Kosovo loses patience with UN mission as the economy flags

CHRISTIAN JENNINGS IN PRISTINA



WHEN three armour-piercing bullets struck communications equipment on the roof of the United Nations headquarters in Kosovo’s regional capital earlier this month, staff there took it as a warning.

Once seen as the province’s saviour from the hated regime of ex-president Slobodan Milosevic’s Serbs, the UN mission in Kosovo (UNMIK) - which since 1999 has been the area’s de facto government - seems to have lost the public’s goodwill.

In a recent poll carried out by the UN Development Programme, 75 per cent of Kosovars said they are dissatisfied with the UN mission.

Only days before the attack on the UN HQ, Ramush Haradinaj, Kosovo’s popular prime minister, resigned and surrendered to the war crimes tribunal in the Hague. Aside from a failed bomb attack on president Ibrahim Rugova’s motorcade, an expected violent backlash did not materialise.

But western staff and military officials in Kosovo and Europe warn that the security situation could "significantly deteriorate" between now and mid-summer, as frustration with the UN seethes just below the surface.

Colonel Yves Kermorvant, a spokesman for K-FOR, the 19,000-strong NATO peacekeeping force in the province, assured journalists last week that "the security situation in Kosovo is excellent".

Soren Jessen-Petersen, effectively the UN’s pro-consul in Kosovo, was less optimistic.

"A series of security incidents highlight the essential volatility of the situation in Kosovo, and the readiness to resort to violence by those still bent on blocking progress," the Dane said. "Such lawlessness could still, in certain circumstances, communicate itself to broader sections of the public."

International officials in the former Yugoslav province say discussions have been held between the UN HQ in New York and the mission in Pristina about the feasibility of re-locating UNMIK’s headquarters to outside the capital, where it will be easier to evacuate if the security situation breaks down.

After the bombing of the UN HQ in Baghdad in 2003, security officials in New York are taking no chances. But senior UNMIK officials say that this would give the worst possible message to Kosovo’s population at a time when crucial progress is being made towards possible talks on the province’s future independence.

A cross-section of mostly employed, educated and politically moderate Kosovo Albanians questioned over the last ten days explained why the UN mission in Kosovo is so unpopular.

The personal popularity of Mr Jessen-Petersen is on the up because he is seen as straight-talking and is pushing forward the agenda on the province’s independence.

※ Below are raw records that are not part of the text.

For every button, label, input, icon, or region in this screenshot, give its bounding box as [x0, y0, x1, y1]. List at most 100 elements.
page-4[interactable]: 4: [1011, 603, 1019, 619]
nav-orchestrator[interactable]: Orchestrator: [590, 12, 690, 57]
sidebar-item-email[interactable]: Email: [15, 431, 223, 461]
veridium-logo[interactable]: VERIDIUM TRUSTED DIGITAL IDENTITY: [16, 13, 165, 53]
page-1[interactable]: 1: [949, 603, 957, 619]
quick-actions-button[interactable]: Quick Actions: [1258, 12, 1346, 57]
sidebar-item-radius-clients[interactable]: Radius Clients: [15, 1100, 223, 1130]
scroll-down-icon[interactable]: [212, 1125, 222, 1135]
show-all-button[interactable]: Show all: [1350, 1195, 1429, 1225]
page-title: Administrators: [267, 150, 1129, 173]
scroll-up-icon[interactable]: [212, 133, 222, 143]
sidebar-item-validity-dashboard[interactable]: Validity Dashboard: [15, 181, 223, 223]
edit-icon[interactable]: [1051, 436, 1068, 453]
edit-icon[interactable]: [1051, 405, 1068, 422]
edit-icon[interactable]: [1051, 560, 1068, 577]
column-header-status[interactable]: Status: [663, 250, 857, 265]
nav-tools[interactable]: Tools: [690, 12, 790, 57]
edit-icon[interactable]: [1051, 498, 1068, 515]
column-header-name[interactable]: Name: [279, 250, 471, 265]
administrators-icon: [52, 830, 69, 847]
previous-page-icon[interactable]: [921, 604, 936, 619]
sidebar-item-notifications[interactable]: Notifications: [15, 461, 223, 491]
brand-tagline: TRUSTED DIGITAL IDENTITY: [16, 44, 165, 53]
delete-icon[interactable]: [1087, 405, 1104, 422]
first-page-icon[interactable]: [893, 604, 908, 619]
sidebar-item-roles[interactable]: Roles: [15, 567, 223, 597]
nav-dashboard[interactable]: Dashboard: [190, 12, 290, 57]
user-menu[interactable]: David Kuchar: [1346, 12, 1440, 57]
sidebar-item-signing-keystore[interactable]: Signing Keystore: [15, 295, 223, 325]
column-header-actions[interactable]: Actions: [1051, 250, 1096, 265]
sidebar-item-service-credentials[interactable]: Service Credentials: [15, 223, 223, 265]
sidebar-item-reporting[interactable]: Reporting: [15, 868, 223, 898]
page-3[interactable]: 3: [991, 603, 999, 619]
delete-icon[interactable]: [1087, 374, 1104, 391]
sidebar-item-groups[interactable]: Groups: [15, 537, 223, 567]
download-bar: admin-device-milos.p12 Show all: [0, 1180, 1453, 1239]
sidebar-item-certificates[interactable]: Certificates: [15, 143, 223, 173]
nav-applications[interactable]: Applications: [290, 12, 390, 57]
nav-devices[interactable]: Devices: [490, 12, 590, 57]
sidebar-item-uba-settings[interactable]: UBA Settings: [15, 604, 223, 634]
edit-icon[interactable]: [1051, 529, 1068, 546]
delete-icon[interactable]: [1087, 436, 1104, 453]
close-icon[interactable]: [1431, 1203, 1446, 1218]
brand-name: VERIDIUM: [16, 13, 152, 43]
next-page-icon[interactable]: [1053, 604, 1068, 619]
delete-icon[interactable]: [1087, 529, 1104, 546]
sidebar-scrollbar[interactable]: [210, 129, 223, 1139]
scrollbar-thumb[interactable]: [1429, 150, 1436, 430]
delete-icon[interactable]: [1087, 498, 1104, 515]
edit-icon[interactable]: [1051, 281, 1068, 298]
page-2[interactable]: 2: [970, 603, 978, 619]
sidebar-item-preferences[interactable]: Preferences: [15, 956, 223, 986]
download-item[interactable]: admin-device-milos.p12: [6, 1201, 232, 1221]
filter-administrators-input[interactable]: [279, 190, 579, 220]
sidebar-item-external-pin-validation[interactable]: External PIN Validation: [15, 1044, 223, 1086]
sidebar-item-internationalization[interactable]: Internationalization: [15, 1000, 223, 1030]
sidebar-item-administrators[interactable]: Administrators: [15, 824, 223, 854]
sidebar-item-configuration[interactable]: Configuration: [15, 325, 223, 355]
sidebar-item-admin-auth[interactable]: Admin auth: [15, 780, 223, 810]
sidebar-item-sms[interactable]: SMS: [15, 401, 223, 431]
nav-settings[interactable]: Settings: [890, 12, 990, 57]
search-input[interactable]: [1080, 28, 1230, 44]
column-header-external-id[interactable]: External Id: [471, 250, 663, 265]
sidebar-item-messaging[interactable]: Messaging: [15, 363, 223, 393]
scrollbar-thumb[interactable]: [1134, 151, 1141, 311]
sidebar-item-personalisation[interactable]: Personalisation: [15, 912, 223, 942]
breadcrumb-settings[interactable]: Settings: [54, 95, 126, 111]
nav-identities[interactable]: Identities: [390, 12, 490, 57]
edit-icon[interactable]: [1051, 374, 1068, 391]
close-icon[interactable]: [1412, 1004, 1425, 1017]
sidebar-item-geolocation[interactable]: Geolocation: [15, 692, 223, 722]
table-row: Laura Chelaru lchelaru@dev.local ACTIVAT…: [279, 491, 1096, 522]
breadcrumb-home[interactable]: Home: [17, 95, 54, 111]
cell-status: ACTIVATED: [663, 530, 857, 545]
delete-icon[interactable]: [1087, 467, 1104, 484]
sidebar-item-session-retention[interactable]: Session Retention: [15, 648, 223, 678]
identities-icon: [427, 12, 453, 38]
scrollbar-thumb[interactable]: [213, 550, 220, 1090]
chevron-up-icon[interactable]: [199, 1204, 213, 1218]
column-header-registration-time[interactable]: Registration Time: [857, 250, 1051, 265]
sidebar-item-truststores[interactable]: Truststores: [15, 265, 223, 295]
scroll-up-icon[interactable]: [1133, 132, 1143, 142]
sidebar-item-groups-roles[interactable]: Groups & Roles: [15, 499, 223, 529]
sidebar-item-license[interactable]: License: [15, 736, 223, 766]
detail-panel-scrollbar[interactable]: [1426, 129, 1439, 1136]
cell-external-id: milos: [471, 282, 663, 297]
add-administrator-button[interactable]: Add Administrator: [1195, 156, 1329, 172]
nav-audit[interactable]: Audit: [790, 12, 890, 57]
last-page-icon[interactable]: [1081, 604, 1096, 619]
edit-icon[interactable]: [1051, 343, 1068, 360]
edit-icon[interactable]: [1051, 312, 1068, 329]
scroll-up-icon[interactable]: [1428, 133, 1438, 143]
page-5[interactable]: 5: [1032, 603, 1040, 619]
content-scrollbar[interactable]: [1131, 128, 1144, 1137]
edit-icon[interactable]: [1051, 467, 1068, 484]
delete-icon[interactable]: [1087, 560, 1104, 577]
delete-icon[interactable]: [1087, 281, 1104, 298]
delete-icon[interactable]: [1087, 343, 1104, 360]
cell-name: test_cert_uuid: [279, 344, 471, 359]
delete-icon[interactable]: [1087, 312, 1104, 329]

But the mission itself is seen as untrustworthy, aloof, corrupt, subject to a separate set of laws from Kosovars, and responsible for the political limbo in which Kosovo has remained since 1999.

UN security council resolution 1244, which has mandated the UN and NATO’s presence in and administration of Kosovo from June 1999 onwards, specifies that the former Yugoslav province will remain part of Serbia and Montenegro until its final status is agreed.

The lack of political resolution has meant that the main, and justified bugbear of Kosovars is the parlous state of the economy, which means few jobs, low international investment, high crime, and unemployment running at between 30 per cent and 55 per cent.

Suspicious of state apparatuses, Albanians see most international and local institutions as corrupt, regardless of evidence.

But in the western Balkans, where perception is king, each incident can be blown out of all proportion by suspicious and violence-prone extremists of any ethnicity.